Com a Festa da Semana da Ascensão à porta, Gracinda Barreto faz questão de revelar a sua paixão pela tauromaquia e de explicar onde é que ela nasceu. “O meu pai era doido por touradas e levava-me sempre com ele. O gosto dele pelos touros e o facto de se referir muitas vezes às “crenças” dos animais valeram-lhe a alcunha de Tio crença. Eu, desde que comecei a ir em garotinha à corrida de Quinta-Feira de Ascensão só faltei a uma”, declara.
O casal acompanha a época tauromáquica e vai a muitas touradas nas mais diversas praças do país. E foi sempre assim desde que estão casados. Fernando Barreto mostra uma fotografia antiga em que ele e a esposa estão junto ao cavaleiro tauromáquico José Mestre Baptista, falecido em 1985, poucos meses antes de fazer 45 anos e ao seu apoderado de então. “Esta foto foi tirada aqui na Chamusca, em 1968, numa altura em que aqui veio o cirurgião Christian Barnard que tinha feito o primeiro transplante de coração dois anos antes”, explica.
“Estudei pouco tempo porque tinha muita inclinação para os negócios”
“Frequentei o Colégio Padre Fernando Eduardo Pereira aqui na Chamusca. Estudei só até ao 4º ano. Mais tarde até fiquei com o colégio. Ao princípio era eu, o padre Diogo e mais dois professores. Depois fiquei eu sozinho”, explica Fernando Barreto. A esposa acrescenta que o marido chegou a ter terreno e planta para fazer um colégio de raiz mas que o 25 de Abril e as alterações ocorridas também no sector do ensino o forçaram a abandonar a ideia.
Fernando Barreto retoma a narrativa sobre o seu percurso. “Comecei a trabalhar nas bombas de combustível da BP, tinha 15 anos e fui para lá para o escritório. Tive como mestre o senhor Francisco Cid que me ensinou contabilidade. Ele era Guarda Livros do Grémio da Lavoura mas trabalhava lá à noite. Dali fui para a Fábrica de Papel de Santa Maria de Ulme. Trabalhei lá trinta anos mas continuei nas bombas de combustível que tive em sociedade com o dono da fábrica, Eng.º Rosa Rodrigues e o dono do prédio, Sr. Hernâni Lopes da Costa”. Actualmente o casal mantem a empresa de combustíveis e distribuição de gás que é gerida pelo filho.
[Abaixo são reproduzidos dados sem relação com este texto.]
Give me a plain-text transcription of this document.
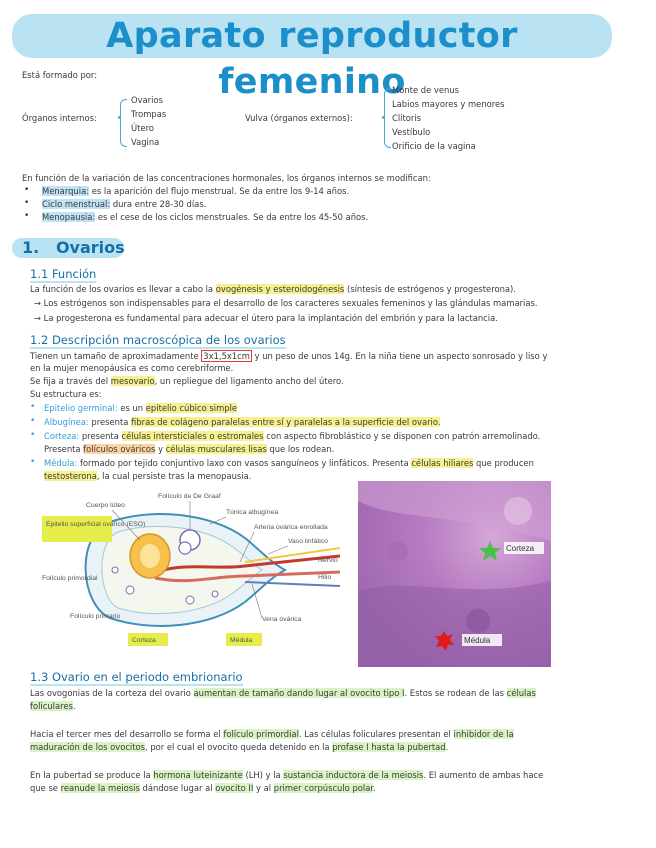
Aparato reproductor femenino
Está formado por:
Órganos internos:
Ovarios
Trompas
Útero
Vagina
Vulva (órganos externos):
Monte de venus
Labios mayores y menores
Clítoris
Vestíbulo
Orificio de la vagina
En función de la variación de las concentraciones hormonales, los órganos internos se modifican:
• Menarquia: es la aparición del flujo menstrual. Se da entre los 9-14 años.
• Ciclo menstrual: dura entre 28-30 días.
• Menopausia: es el cese de los ciclos menstruales. Se da entre los 45-50 años.
1. Ovarios
1.1 Función
La función de los ovarios es llevar a cabo la ovogénesis y esteroidogénesis (síntesis de estrógenos y progesterona).
→ Los estrógenos son indispensables para el desarrollo de los caracteres sexuales femeninos y las glándulas mamarias.
→ La progesterona es fundamental para adecuar el útero para la implantación del embrión y para la lactancia.
1.2 Descripción macroscópica de los ovarios
Tienen un tamaño de aproximadamente 3x1,5x1cm y un peso de unos 14g. En la niña tiene un aspecto sonrosado y liso y
en la mujer menopáusica es como cerebriforme.
Se fija a través del mesovario, un repliegue del ligamento ancho del útero.
Su estructura es:
• Epitelio germinal: es un epitelio cúbico simple
• Albugínea: presenta fibras de colágeno paralelas entre sí y paralelas a la superficie del ovario.
• Corteza: presenta células intersticiales o estromales con aspecto fibroblástico y se disponen con patrón arremolinado.
Presenta folículos ováricos y células musculares lisas que los rodean.
• Médula: formado por tejido conjuntivo laxo con vasos sanguíneos y linfáticos. Presenta células hiliares que producen
testosterona, la cual persiste tras la menopausia.
Epitelio superficial ovárico (ESO)
Corteza	Médula
Cuerpo lúteo
Folículo de De Graaf
Túnica albugínea
Arteria ovárica enrollada
Vaso linfático
Nervio
Hilio
Vena ovárica
Folículo primordial
Folículo primario
Corteza
Médula
1.3 Ovario en el periodo embrionario
Las ovogonias de la corteza del ovario aumentan de tamaño dando lugar al ovocito tipo I. Estos se rodean de las células
foliculares.
Hacia el tercer mes del desarrollo se forma el folículo primordial. Las células foliculares presentan el inhibidor de la
maduración de los ovocitos, por el cual el ovocito queda detenido en la profase I hasta la pubertad.
En la pubertad se produce la hormona luteinizante (LH) y la sustancia inductora de la meiosis. El aumento de ambas hace
que se reanude la meiosis dándose lugar al ovocito II y al primer corpúsculo polar.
A esposa acrescenta que o marido até chegou a ter uma agência do totoloto e totobola. “Em sociedade com o barbeiro”, acrescenta Fernando Barreto. “Ele tinha que dar uma caução de 12.500 escudos à Santa Casa da Misericórdia de Lisboa e tinha medo de perder o dinheiro. Eu avancei e ficámos sócios”, explica.
Gracinda Barreto também não era mulher para ficar parada. Primeiro foi para gerente da fábrica de malhas que havia na Rua da Quintinha, ao pé do cinema. Mais tarde abriu a sua própria fábrica. Malhas Lezíria. O negócio corria bem mas com a chegada dos têxteis chineses começaram os problemas. Os clientes não vendiam e depois não pagavam à fábrica.
O golpe fatal ocorreu a 2 de Agosto de 2003 quando a fábrica ficou completamente destruída na sequência de um incêndio que devastou grande parte do concelho da Chamusca, provocando quatro mortos e milhares de euros de prejuízos. “Só ao fim de nove anos conseguimos chegar a acordo com a Seguradora. Perdemos muito dinheiro”, conta Gracinda Barreto.
Ao longo de uma vida longa e preenchida nem tudo é um mar de rosas. O incêndio da fábrica não foi o único revés do casal mas como tristezas não pagam dívidas, Fernando Barreto e a esposa Gracinda conduziram toda a conversa sempre pelo lado mais luminoso das suas memórias.
Já perto do final o Provedor da Santa Casa da Misericórdia da Chamusca fala da instituição que dirige para dizer que nunca hesitou em ajudar os outros, mesmo aqueles de quem se dizia que não mereciam ser ajudados, que com o passar da idade sente de forma mais intensa as desgraças do mundo e que sai da Misericórdia no final do actual mandato, em Dezembro de 2018. “Nunca me arrependi de ter ido para a Misericórdia”, afirma. A seu lado a esposa sorri e guarda para ela a última frase. “Ele nunca se arrependeu de ter ido para a Misericórdia. Eu é que me arrependi de o deixar ir”.